Die Münchner Rikscha-Branche unter den Eindrücken der Corona-Pandemie

Unter normalen Umständen, würde jetzt die Rikscha-Saison beginnen. Doch leider ist der zentrale Anlaufpunkt der "Radl-Taxler" - der Marienplatz, in diesen Tagen nahezu menschenleer. Bis mindestens 20. April 2020, ist es der Rikscha-Branche nicht erlaubt im Rahmen von Gästeführungen oder Events (z.B.Hochzeiten), Fahrten mit Rikschas durch zu führen.

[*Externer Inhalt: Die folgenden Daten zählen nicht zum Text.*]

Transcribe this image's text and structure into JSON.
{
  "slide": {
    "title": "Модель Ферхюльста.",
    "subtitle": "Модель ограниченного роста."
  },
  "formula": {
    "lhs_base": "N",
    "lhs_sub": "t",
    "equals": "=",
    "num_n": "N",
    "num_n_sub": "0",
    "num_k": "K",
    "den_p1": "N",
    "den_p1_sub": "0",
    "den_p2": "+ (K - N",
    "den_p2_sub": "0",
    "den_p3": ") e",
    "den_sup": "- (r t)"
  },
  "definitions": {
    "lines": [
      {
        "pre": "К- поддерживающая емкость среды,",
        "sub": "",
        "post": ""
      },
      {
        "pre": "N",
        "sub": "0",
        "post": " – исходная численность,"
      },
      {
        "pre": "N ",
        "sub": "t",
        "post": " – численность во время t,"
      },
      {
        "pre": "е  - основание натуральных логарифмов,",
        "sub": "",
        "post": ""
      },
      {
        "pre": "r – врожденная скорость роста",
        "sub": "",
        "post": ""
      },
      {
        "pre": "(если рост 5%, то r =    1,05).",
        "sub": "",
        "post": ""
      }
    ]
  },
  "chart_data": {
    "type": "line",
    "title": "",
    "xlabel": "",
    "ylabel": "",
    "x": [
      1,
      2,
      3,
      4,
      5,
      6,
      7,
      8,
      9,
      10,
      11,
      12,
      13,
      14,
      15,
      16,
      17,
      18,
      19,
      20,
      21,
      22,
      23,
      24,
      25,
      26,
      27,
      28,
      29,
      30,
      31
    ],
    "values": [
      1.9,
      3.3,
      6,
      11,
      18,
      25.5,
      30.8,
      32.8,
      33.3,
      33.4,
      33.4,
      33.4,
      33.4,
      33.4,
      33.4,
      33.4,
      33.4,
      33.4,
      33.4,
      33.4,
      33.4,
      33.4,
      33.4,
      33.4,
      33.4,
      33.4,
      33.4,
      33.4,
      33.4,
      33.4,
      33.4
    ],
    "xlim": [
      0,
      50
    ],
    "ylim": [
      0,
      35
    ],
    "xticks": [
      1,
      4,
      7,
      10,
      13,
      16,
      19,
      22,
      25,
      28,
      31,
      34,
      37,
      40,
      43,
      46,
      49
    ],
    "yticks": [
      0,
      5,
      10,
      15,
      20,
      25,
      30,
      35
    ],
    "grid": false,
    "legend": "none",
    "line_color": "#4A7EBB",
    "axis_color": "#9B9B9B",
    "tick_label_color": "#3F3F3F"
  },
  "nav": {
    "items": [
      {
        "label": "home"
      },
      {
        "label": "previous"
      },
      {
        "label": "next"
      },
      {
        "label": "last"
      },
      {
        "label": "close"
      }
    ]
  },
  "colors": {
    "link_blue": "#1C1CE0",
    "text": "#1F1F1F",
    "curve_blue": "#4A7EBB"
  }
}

Personentransport (Taxifahrten) und Lieferung von Waren ist jedoch weiterhin gestattet. So entdecken die Münchner Rikscha-Unternehmen neue Geschäftsfelder und bieten Lieferdienste an. Auch in der Nachbarschaftshilfe kommen Rikschas zum Einsatz – schließlich kann man mit den Spezial-Rädern mühelos bis zu 350 kg Ladung (bei einem Volumen von über 400 Litern) transportieren.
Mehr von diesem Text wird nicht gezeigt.